Vucinic, uno Zorro soffiato a De Laurentiis

Chissà se martedì sera, mentre saliva le scale che collegano gli spogliatoi al terreno di gioco del San Paolo, avrà pensato anche solo per un attimo che quella poteva essere la sua nuova casa. Sì, perchè mentre il divorzio dalla Roma di Mirko Vucinic (dopo cinque stagioni, oltre 200 partite disputate e 64 gol segnati) era ormai nell’aria, il Napoli aveva fatto un pensierino all’attaccante del Montenegro. «È una piazza molto affascinante e un trio con Lavezzi e Cavani sarebbe irresistibile», così il suo agente Alessandro Lucci nella calda estate di calciomercato. E lo stesso patron De Laurentiis all’epoca si lasciò sfuggire che Mirko era uno dei giocatori seguiti (nel caso di partenza di uno dei tre tenori). Addirittura sull’enciclopedia virtuale Wikipedia fu erroneamente indicato come nuovo giocatore azzurro.
Lui invece a fine luglio ha scelto la Juventus, che gli ha garantito 3,5 milioni a stagione per 4 anni dopo averlo pedinato per quasi un mese quando l’addio ai giallorossi stava diventando realtà. Una scelta consigliata dall’ex rossonero Savicevic, ora presidente della federcalcio montenegrina. «Da bambino vedevo il suo Milan e la Juventus di Zidane, ma io facevo il tifo per Savicevic - ha raccontato di recente Vucinic -. Quando sono usciti i primi articoli sull’interessamento della Juve, mi ha chiamato e mi ha detto: "se c’è una possibilità, vacci di corsa, senza pensarci nemmeno un attimo"».
E a Torino si è ritagliato il suo spazio importante. Conte lo ha voluto a tutti i costi e in un mercato da prezzi folli, la società ha speso 15 milioni (la metà di quanto avrebbe pagato Giuseppe Rossi, un terzo di quello che sarebbe costato Aguero). Zorro, come è stato soprannominato nei primi quattro mesi da juventino, arrivava a Torino con l’etichetta di uno che ha movimenti e colpi per innestarsi bene nel progetto tecnico, anche per la sua duttilità (come aveva già dimostrato Spalletti alla Roma). Conte lo ha reinventato esterno e lui ha giocato undici delle 12 partite disputate dalla Juve, segnando anche due gol, uno all’Inter a San Siro e uno al Bologna in casa. Giorno in cui è stato anche espulso, beccandosi pesanti critiche per il suo carattere. «Si vive di luoghi comuni, era il primo rosso della carriera», ha ricordato Vucinic. Perchè si guarda sempre a gioie e dolori del passato.

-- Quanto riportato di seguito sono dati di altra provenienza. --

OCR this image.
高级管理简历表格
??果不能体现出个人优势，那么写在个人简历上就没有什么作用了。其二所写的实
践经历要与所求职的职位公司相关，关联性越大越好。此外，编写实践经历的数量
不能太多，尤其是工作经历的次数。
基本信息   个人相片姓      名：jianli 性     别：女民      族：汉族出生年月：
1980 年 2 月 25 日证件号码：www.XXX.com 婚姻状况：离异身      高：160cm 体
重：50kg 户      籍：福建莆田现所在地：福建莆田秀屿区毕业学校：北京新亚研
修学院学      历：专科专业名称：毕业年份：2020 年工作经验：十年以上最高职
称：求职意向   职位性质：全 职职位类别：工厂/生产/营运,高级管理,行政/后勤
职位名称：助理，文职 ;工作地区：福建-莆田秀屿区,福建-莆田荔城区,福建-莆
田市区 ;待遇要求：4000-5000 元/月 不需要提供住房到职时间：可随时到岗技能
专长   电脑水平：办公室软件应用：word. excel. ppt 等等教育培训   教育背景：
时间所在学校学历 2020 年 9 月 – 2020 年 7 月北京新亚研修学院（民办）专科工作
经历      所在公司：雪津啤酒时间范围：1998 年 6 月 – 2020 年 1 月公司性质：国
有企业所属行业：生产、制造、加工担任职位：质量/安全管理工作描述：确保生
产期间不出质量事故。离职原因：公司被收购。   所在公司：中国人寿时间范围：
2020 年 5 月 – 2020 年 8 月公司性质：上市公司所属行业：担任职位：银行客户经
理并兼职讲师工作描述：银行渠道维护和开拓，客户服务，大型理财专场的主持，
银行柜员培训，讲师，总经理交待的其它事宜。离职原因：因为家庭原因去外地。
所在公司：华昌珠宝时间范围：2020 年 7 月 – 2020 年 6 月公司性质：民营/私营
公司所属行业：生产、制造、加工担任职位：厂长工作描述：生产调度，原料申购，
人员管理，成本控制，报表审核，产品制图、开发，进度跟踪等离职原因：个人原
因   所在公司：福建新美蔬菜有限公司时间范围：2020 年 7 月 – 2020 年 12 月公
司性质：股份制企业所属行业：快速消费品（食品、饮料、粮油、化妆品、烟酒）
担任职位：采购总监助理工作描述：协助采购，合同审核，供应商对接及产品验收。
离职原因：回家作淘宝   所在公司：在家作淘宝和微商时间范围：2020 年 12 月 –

Già, il passato. A Roma stava bene, fino all’ultima stagione nella quale Ranieri non lo utilizzava con continuità. La tensione con il tecnico, con il quale aveva già discusso, emerge nel match con il Cesena quando dopo essere stato sostituito scalcia un contenitore delle bibite. Nonostante ciò (e la stagione sofferta della Roma) aveva segnato 10 gol, uno nel derby pochi giorni dopo la nascita del primogenito Alexsandar.
«Avevo dei problemi, qui ho ritrovato gli stimoli. E pensare che volevo lasciare l’Italia...», così Vucinic nell’ultima intervista. A Torino vive in centro, nel quartiere Crocetta, dove spesso lo si può trovare al parco con il figlio. Una città più a misura d’uomo e dove «stai più in pace». Anche se a settembre è stato rapinato per strada di un orologio da 20mila euro.

Il suo lancio che ha avviato l’azione del gol di Pepe contro la Lazio e il suo secondo tempo di grande intensità a Napoli, con l’incapacità degli avversari di trovare una contromisura ai suoi movimenti, hanno dimostrato la sua utilità al progetto Juve. E non vuole certo fermarsi qui.